More complicated log parsing


 
Thread Tools Search this Thread
Top Forums Shell Programming and Scripting More complicated log parsing
# 8  
Old 06-06-2007
Code:
awk '{  
         if ( b= match($0,"xml")) {
           xml = substr($0,b-2)
         }
         else {
          next
         }
         n=split($0,line," ")
         m=split(line[5],file,"|")         
         if ( file[2] ~ /^[0-9]/) {
             filename=file[2]
             print xml > filename
         }     
       
      }

' "file"

# 9  
Old 06-06-2007
Thanks ghostdog,

It is interesting to see the different methods everyone has to tackle the same parse.

Ghostdog: I tried to add a bit to the if statement to only output lines that had '[HandleRequest] AService' in them (so that I would have only one xml, per 01/02-YYYYMMDD-XXXXXX), but I could not get it to work successfully.
Could you please post up this addition?


Jean-Pierre: Your awk script is very short and seems efficient, but with the addition of '&& /[HandleRequest] AService/', I cannot get any output. I have tried on many different servers, and while your original script creates the outputs, for some reason no matter what I try with the second one, I cannot get any output files. Do you have any suggestions? It is strange that it works for you but not for me at all. Is there an awk log or hidden verbosity I could enable to trace the activity? Also, how are you getting both of the AService lines output, one is a request and one is a reply, so one should definitely not pass your filters(?).
# 10  
Old 06-07-2007
Quote:
Originally Posted by sjug
Ghostdog: I tried to add a bit to the if statement to only output lines that had '[HandleRequest] AService' in them (so that I would have only one xml, per 01/02-YYYYMMDD-XXXXXX), but I could not get it to work successfully.
Could you please post up this addition?
Code:
awk '/HandleRequest.*AService/{  
         if ( b= match($0,"xml") ) {
           xml = substr($0,b-2)
           print $0
         }
         else {
          next
         }
         n=split($0,line," ")
         m=split(line[5],file,"|")         
         if ( file[2] ~ /^[0-9]/) {
             filename=file[2]
             print xml > filename
         }     
      }
' "file"

# 11  
Old 06-07-2007
Code:
#!/usr/bin/awk -f
# Awk script: extract.awk

BEGIN {
   FS = "|";
}
$2 ~ /^02-[0-9]+-[0-9]+$/ && /\[HandleRequest\] AService/ {
   if (file && file != $2) close(file);
   file = $2;
   sub(/^.*.Service/, "", $0);
   print $0 >> file;
}

Jean-Pierre.
# 12  
Old 06-07-2007
Quote:
Originally Posted by sjug
Thanks for the amazingly quick response.

As you said, untested, but so far good start.
Two main issues
First, it doesn't quite work. I neglected to mention that I only want to get what is after the HandleRequest for AService ([HandleRequest] AService).
It does make files in the current state, but selectively, and not the correct handle/service.

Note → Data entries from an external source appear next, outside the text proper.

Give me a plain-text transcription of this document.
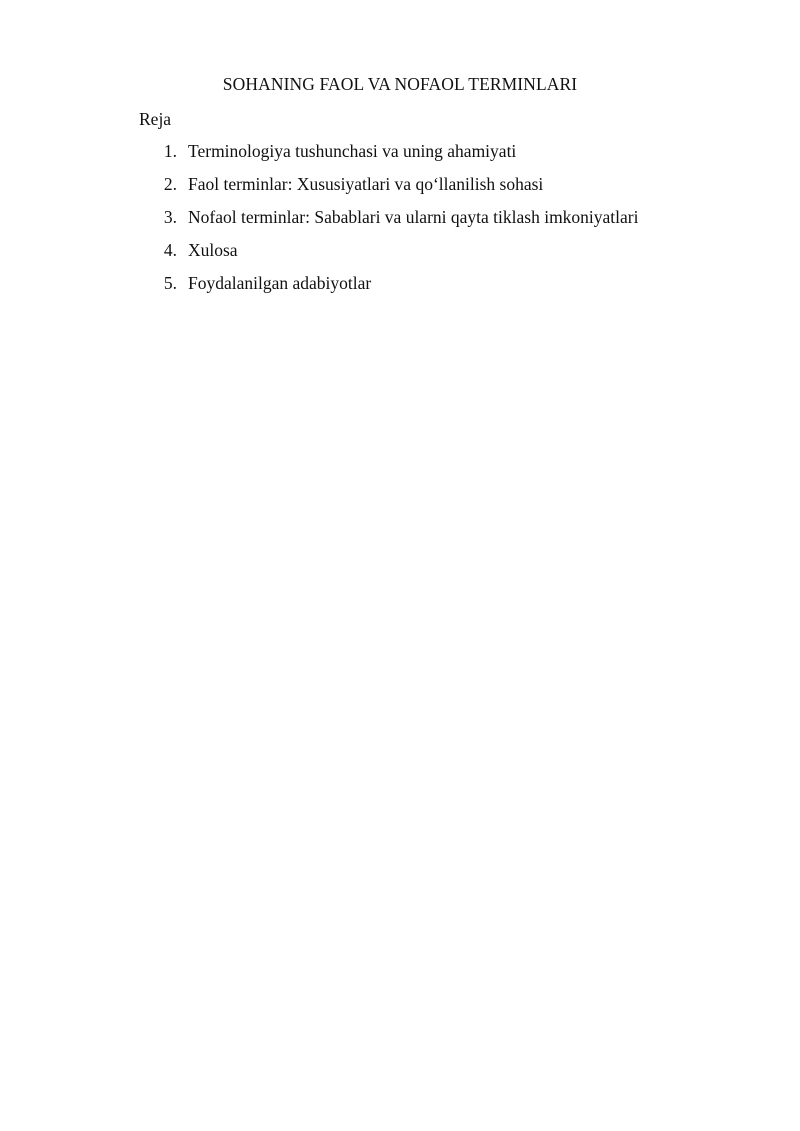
SOHANING FAOL VA NOFAOL TERMINLARI
Reja
1. Terminologiya tushunchasi va uning ahamiyati
2. Faol terminlar: Xususiyatlari va qo‘llanilish sohasi
3. Nofaol terminlar: Sabablari va ularni qayta tiklash imkoniyatlari
4. Xulosa
5. Foydalanilgan adabiyotlar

Second, is the millions of other files that are created named after random tags that are on their own lines. All the other garbage files all start with "<", what would the if statement in the brackets look like (if [ $filename != <* ] ?).
A small modification as,

Code:
echo "$line" | sed 's/^.*<?\(.*\)/<?\1/' >> $filename

Code:
>cat input
2007-06-05 14:11:09,570 INFO  External- |02-20070605-510669||>> [HandleRequest] LService<?xml version="1.0" encoding="utf-8" standalone="yes"?>
2007-06-05 14:11:12,752 INFO  External- |02-20070605-510669||<< [HandleResponse] LService<?xml version="1.0" encoding="UTF-8" standalone="yes"?>
2007-06-05 14:11:22,997 INFO  External- |02-20070605-510669||>> [HandleRequest] AService<?xml version="1.0" encoding="utf-8" standalone="yes"?>
2007-06-05 14:11:38,191 INFO  External- |02-20070605-510669||<< [HandleResponse] AService<?xml version="1.0" encoding="UTF-8" standalone="yes"?>

Code:
>running the script
filename is 02-20070605-510669
filename is 02-20070605-510669
filename is 02-20070605-510669
filename is 02-20070605-510669


Code:
>cat 02-20070605-510669
<?xml version="1.0" encoding="UTF-8" standalone="yes"?>
<?xml version="1.0" encoding="utf-8" standalone="yes"?>
<?xml version="1.0" encoding="UTF-8" standalone="yes"?>
<?xml version="1.0" encoding="utf-8" standalone="yes"?>
<?xml version="1.0" encoding="UTF-8" standalone="yes"?>

# 13  
Old 06-07-2007
Thanks for all of your help ghostdog, Jean-Pierre, and matrixmadhan!

ghostdog: I have adjusted your second edit, and made it into a script, and it works with fantastic results on my very large log files.
How would I encorporate an if ( ! -f filename), as well as directory filing by date 01-YYYYMMDD-XXXXX into the corresponding YYYYMMDD directory) into the awk script?


Jean-Pierre: With your latest edit it works very well as well on the most complicated sample log I have provided, however my actual logs have more garbage in them that causes your script not to work. I have not been able to isolate what causes it to stop working. Also, when running with full very long xml code after the service search, the code is strangely truncated. I would like to send you some additional logs if you would not mind continuing to help me.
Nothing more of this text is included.